The last pushes were difficult. Even with KS massaging my perineum and doing what she could to stretch me open even further, it was difficult. It hurt. It burned. I could feel her head stretching me open with every push and I SCREAMED with the pain. And finally, her head was out! I looked down and could see it between my legs. KS yelled at me “Push again! NOW!” and I looked up above me, into the mirror at myself and my child, and I pushed one last time. And then she was out.
I looked down again and there was a BABY in the water with me! KS placed her in my hands while she messed with her equipment. I stared at her, shocked, as if I’d forgotten exactly what this whole pregnancy and childbirth thing had been about. The water which had only moments before been clear was full of blood and there was a dark mass on the bottom of the tub that I later found out was the baby’s first stool – she’d passed it during her birth. Marcus got to cut the cord, which spattered blood all over my neck and shoulder, but I was too flabbergasted to care.
Just minutes later, Eve was whisked away by the nurse and Marcus went with her. Her Apgar scores at one and five minutes were both 9 – almost perfect! She screamed like a banshee while the nurses weighed her and did whatever else they had to do, but she calmed down when she heard Marcus’ voice. KS helped me out of the tub and back to the bed, where she helped me deliver the placenta. I asked to see it, and got to feel the amniotic sack and poke at my placenta, which basically just felt like a big hunk of raw liver. KS then stitched me up; birthing Eve had resulted in a second-degree tear through my perineum that reached almost to my asshole.
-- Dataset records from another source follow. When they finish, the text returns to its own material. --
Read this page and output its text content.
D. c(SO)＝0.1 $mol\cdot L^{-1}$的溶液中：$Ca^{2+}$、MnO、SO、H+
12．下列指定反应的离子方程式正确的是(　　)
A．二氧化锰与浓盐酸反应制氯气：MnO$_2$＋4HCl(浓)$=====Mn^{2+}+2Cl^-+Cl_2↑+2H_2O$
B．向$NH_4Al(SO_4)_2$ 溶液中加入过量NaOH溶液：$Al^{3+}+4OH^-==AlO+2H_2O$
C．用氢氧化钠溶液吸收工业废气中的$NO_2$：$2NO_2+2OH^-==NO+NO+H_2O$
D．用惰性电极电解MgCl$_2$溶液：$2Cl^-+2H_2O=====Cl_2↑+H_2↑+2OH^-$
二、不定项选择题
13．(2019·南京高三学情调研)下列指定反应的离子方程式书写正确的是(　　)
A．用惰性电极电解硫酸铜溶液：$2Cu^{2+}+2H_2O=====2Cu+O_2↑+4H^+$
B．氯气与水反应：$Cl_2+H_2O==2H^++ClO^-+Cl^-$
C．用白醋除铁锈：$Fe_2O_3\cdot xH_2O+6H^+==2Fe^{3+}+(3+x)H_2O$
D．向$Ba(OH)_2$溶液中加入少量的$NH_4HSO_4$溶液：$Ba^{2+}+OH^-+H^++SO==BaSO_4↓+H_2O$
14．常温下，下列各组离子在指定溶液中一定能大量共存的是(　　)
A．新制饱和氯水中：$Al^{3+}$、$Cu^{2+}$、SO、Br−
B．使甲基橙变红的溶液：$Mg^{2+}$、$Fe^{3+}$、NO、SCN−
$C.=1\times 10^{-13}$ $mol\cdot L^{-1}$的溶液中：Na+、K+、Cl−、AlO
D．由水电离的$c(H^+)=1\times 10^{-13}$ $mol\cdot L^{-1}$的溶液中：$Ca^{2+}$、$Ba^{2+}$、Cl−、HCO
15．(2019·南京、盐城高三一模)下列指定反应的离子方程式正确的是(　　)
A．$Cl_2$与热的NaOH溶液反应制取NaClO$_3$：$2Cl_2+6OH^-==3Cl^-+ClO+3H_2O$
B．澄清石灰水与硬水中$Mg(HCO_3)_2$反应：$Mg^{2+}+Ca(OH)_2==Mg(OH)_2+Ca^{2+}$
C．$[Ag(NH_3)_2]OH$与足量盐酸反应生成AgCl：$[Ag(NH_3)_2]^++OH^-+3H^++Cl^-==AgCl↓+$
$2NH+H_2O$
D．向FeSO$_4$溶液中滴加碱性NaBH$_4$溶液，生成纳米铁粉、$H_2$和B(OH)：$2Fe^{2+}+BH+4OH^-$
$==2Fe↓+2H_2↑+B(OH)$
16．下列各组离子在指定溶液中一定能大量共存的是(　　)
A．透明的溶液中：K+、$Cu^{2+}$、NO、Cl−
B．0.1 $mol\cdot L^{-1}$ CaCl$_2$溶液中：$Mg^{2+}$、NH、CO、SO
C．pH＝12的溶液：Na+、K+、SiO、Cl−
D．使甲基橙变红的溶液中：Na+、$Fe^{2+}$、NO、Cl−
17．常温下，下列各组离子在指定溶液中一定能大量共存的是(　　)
I was grateful, then, that I had forgone an episiotomy, which would have cut through my perineal muscle instead of just my skin.
Eve Marie was born underwater on August 17th at 1:47am, almost 24 hours after my water broke. With my husband’s support, I was able to have the birth that I have always wanted. Now that I’ve done it once, and know what I can expect out of the experience, I feel certain that I can do it again. One of my anxieties over the past nine months has been worrying over whether or not my birth experience would end up traumatic or even just not something I would be happy with. I feel really goddamn lucky to be able to say that the entire experience, and the end result (who is currently in her father’s arms, crying for my milk), is absolutely, undeniably, unbelievably perfect.